3 Ways to Resolve Conflict

3 Ways to Resolve Conflict

Therapy

The truth is – fights are normal and conflict is inevitable. Conflicts tend to happen when two people clash on an idea and can spark from anything. There are many ways that disagreements start but what’s the best way to end them?

Let Yourself be Vulnerable 

Conflict can make it difficult to see and understand someone else’s point of view.  

You need to remind yourself that there are two sides to every story. 

As much as you have your reasons, the other person has theirs too. 

Adding more fuel to the fire and avoiding a deeper conversation doesn’t help. The first step in cooling down after a disagreement is to open up and listen to what the other person has to say.

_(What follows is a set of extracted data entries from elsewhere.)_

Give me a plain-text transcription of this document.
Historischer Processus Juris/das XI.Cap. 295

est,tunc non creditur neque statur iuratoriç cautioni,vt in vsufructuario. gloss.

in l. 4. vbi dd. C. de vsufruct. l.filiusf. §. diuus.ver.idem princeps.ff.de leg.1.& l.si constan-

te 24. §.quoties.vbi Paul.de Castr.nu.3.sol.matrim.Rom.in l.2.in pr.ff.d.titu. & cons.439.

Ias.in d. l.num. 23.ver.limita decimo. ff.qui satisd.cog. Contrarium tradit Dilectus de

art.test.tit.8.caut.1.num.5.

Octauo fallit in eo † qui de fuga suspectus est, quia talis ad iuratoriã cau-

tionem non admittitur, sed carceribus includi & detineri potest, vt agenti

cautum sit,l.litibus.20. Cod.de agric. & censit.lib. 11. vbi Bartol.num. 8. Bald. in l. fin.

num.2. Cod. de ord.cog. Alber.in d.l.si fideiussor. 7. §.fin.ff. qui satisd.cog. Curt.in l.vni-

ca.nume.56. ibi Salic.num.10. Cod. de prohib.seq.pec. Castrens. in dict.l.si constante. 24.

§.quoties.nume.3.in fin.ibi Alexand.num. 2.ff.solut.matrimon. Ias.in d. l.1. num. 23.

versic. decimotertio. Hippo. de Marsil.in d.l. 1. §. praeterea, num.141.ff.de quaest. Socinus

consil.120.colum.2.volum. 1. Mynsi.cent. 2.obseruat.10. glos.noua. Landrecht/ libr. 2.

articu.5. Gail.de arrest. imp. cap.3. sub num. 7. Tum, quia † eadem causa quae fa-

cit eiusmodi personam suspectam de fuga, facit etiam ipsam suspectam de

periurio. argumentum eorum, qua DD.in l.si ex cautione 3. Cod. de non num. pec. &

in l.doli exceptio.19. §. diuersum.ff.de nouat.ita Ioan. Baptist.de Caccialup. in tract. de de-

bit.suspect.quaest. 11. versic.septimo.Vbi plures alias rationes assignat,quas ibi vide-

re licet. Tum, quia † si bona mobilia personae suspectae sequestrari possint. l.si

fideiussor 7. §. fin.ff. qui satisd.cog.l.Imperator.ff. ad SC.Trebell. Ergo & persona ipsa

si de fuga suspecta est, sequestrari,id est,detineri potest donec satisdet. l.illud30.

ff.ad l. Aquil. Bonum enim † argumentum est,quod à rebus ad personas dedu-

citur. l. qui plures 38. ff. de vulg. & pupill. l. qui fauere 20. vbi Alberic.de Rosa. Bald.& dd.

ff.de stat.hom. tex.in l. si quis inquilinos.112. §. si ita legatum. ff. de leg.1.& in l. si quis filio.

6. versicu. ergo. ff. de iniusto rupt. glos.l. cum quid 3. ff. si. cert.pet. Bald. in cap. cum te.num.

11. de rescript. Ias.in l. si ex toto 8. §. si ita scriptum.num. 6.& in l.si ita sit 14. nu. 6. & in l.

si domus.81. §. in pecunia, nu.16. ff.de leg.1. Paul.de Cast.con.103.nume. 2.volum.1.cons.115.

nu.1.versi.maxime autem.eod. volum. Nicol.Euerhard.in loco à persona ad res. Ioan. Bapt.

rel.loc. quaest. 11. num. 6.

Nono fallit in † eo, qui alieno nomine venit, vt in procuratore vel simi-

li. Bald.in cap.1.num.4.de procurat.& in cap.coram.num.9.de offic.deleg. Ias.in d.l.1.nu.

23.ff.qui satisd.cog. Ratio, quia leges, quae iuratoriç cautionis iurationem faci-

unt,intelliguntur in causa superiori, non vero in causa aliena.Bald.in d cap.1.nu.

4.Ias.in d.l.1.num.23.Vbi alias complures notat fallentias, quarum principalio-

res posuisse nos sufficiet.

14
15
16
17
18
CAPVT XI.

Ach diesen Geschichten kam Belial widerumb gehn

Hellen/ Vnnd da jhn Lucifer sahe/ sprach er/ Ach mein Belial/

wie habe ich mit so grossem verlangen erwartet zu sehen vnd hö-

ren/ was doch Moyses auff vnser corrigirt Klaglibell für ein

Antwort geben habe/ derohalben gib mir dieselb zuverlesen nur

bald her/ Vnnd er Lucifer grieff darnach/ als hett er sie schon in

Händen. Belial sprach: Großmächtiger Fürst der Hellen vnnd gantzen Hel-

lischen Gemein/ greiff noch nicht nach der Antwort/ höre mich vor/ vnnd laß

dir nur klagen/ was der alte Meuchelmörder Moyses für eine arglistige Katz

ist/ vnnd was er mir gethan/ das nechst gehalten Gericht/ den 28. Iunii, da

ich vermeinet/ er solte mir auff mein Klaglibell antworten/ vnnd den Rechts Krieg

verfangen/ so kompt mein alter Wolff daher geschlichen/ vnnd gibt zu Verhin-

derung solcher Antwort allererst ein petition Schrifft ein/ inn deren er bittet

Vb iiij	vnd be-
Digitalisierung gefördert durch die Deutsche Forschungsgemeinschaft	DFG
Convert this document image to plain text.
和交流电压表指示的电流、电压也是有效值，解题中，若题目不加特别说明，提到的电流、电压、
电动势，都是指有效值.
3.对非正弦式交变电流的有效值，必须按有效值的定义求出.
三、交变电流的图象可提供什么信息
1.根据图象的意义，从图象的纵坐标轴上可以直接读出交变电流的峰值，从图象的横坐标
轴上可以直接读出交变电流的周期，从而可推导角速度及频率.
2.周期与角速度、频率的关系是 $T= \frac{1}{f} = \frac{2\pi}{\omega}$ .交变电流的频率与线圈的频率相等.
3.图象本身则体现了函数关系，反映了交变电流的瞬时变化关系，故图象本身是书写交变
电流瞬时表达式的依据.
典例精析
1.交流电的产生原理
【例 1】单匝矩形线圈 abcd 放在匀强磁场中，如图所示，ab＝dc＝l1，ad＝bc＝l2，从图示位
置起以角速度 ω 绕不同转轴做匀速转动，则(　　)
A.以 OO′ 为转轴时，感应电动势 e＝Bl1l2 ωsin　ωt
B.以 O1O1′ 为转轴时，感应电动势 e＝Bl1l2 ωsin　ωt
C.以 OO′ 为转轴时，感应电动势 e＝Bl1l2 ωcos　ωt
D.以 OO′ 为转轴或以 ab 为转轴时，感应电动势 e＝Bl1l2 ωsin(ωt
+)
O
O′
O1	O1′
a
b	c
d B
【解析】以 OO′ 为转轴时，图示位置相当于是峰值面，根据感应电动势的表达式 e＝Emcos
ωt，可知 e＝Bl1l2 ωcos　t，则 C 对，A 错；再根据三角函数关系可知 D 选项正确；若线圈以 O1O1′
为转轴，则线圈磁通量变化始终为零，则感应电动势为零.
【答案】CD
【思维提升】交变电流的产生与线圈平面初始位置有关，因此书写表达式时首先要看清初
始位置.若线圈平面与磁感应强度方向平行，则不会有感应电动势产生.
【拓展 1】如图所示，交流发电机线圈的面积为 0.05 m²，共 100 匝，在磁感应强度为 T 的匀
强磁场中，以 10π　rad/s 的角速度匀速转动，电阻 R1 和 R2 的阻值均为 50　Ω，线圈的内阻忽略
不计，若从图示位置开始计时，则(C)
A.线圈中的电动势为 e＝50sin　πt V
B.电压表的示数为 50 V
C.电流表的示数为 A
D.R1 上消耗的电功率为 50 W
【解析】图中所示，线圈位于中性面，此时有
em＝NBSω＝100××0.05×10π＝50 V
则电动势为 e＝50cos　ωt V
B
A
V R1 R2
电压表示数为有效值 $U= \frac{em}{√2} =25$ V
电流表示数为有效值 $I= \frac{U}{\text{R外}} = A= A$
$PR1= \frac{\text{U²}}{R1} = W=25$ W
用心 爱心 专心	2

Being vulnerable can help the other person involved feel comfortable enough to share how they feel. You may be surprised by what they say. 

Take Accountability For Your Role

Even though you may feel like you’re in the right, look back and reflect. There could be a part you played in the conflict whether it was intentional or not. 

Try stepping into the shoes of the other person and imagine what they must be feeling. De-escalating conflict is much easier when you own up to your role. Chances are, the other person will too. 

Think About Your Response 

Sometimes taking action is all that you can do. You can reach out to the other person and lay it all down. Show them that you want to move forward and come up with a game plan. 

Making amends comes by promising change. Ask them what they think went wrong and if there’s anything you can do to help the situation. 

Not only will they appreciate that you’re taking the first step, but it also shows mutual respect – which is all anyone can ask for!

It’s better to connect with someone and show empathy than to avoid or ignore them. You never know what someone is going through until you ask.

We all have our off days, but we don’t need to let them define us!